The Pitch for Round 1
Pitch day - and despite setting out with acres of time, cars, vans and lorries decide they want to make the journey to Liverpool with us – slowly!! and a 90minute journey takes 180minutes and we miss our slot.
first rule of pitch sales techniques…don’t be late. Oooops. F***
Any nerves we felt on route, were smoked and bitten away, but on arriving at Sony Liverpool, we become serene, and giggly. It’s a calming building and, though we have genuine doubts as to whether what we want to pitch is of any interest AT ALL to Sony and the guys at Pixel Lab, we’re ready to go for it. We’ve some nifty slides and a ripomatic we’re proud of and even I’ve grown a set of balls!
So, yes, we’ve pitched a banana in an apple flavoured world – but what a buzz! I love pitching (I know, I am getting help for this one)

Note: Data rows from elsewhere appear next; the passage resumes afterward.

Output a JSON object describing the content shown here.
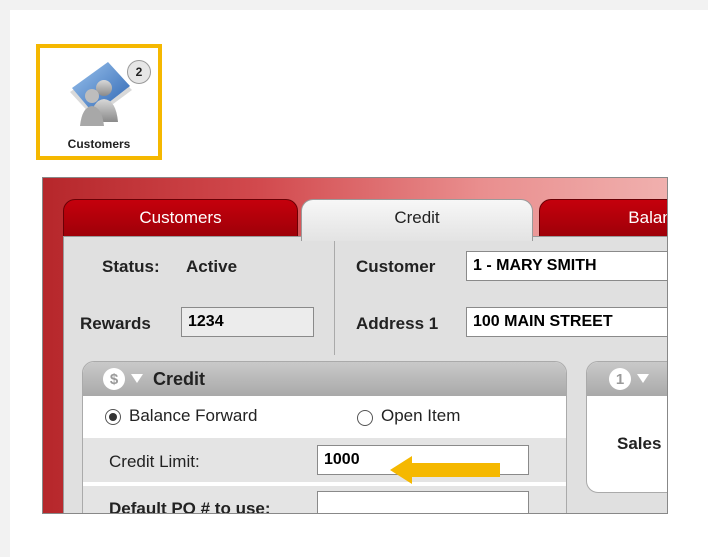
{
  "app_icon": {
    "label": "Customers",
    "badge_count": "2",
    "icon": "customers-people-icon",
    "highlight_color": "#f5b800"
  },
  "tabs": [
    {
      "label": "Customers",
      "active": false
    },
    {
      "label": "Credit",
      "active": true
    },
    {
      "label": "Balance",
      "active": false
    }
  ],
  "header": {
    "status_label": "Status:",
    "status_value": "Active",
    "rewards_label": "Rewards",
    "rewards_value": "1234",
    "customer_label": "Customer",
    "customer_value": "1 - MARY SMITH",
    "address1_label": "Address 1",
    "address1_value": "100 MAIN STREET"
  },
  "credit_section": {
    "icon": "dollar-icon",
    "icon_glyph": "$",
    "title": "Credit",
    "option_balance_forward": "Balance Forward",
    "option_open_item": "Open Item",
    "selected_option": "Balance Forward",
    "credit_limit_label": "Credit Limit:",
    "credit_limit_value": "1000",
    "default_po_label": "Default PO # to use:",
    "default_po_value": ""
  },
  "side_section": {
    "icon_glyph": "1",
    "sales_label": "Sales"
  },
  "colors": {
    "tab_red": "#c5000c",
    "highlight_arrow": "#f5b800"
  }
}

As we crack on with the pitch, I realise that our ethos, our desire to push boundaries and try something slightly left of field is, though probably not what Sony want, it is something that we will persue beyond this pitch and this process has helped define a future vision for Savvy that, if Sony don’t buy it, we will continue down this road. Which, again, we have GITG and Northwest Vision and Media to thank for – an opportunity to think big and plan bold.

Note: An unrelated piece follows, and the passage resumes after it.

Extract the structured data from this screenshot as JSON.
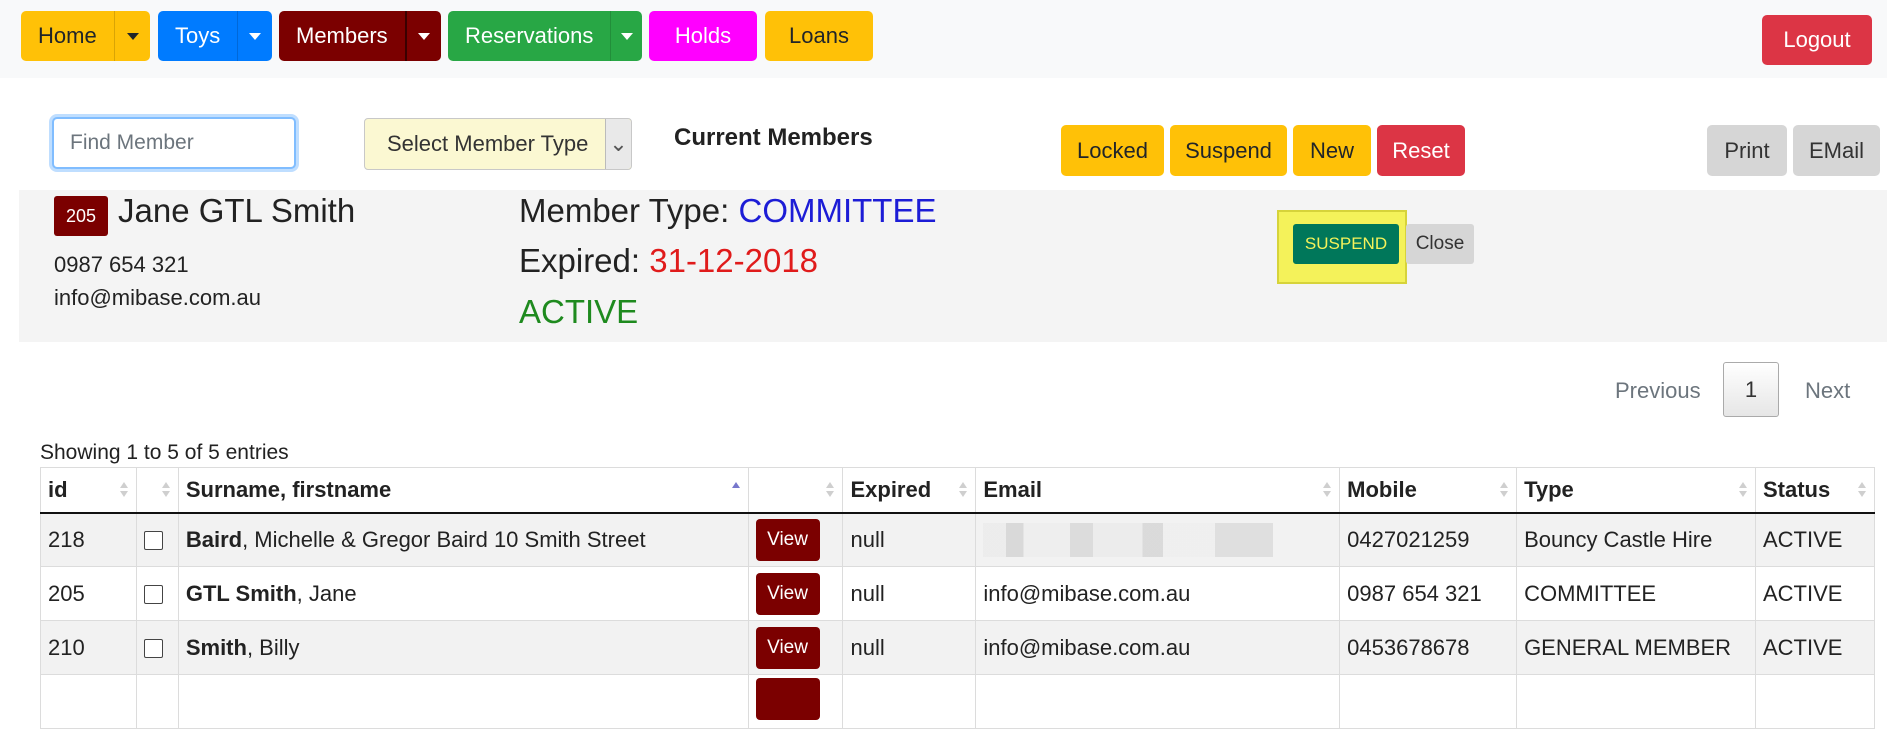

The 6 (or was it 300 panel members (felt like a lot around that table)) gave us a really exciting, thorough, uplifting and heated gentle grilling which is exactly what we needed. And the two or 3 unanswerable questions - that were asked (you know the kind, small matters like business models, making it pay…..) took us to the heart of the holes in our pitch idea…. holes we knew were big ones, and that we weren’t sure we could fill.
By the end of the session we knew that we were knocking on the right doors in terms of the sorts of products we wanted to develop, in terms of what shape we thought the future might become and we knew that Sony would hear our pleas again but now wasn’t the right time. Marcus had made a convincing technological knowledge and plan, Richard proved the possibilities with some wider research and a good deal of gaming knowledge and I, well, I got all over excited and empassioned… it’s a flaw.
Rather ill advisedly, I found I could no longer contain my over theatrical nature and left thanking them for listening and saying that although it was a wild card – wasn’t development about pushing boundaries? and the chance to try something different? - and if funding like GITG wasn’t the chance to aim high and wide what was? And anyway what did they have to lose?
I was thankfully rescued by the team from climbing my soap box (which in the absence of one may well have become the conference table…. and we left, knowing we’d blown it but were strangely ok with that; in the time we couldn’t have done more.
Half way down the M62 (Where were all the cars from earlier!!!) Marcus had a Eureka moment and we found a plug for a big hole and realised what we were missing… c’est la vie.
So what happened?
When, late Friday evening, 2 days later, I got a call to say that no one was more surprised than the panel of judges to be giving us one of the 5x 10k to take our ideas further……. we were for a very brief moment Speechless!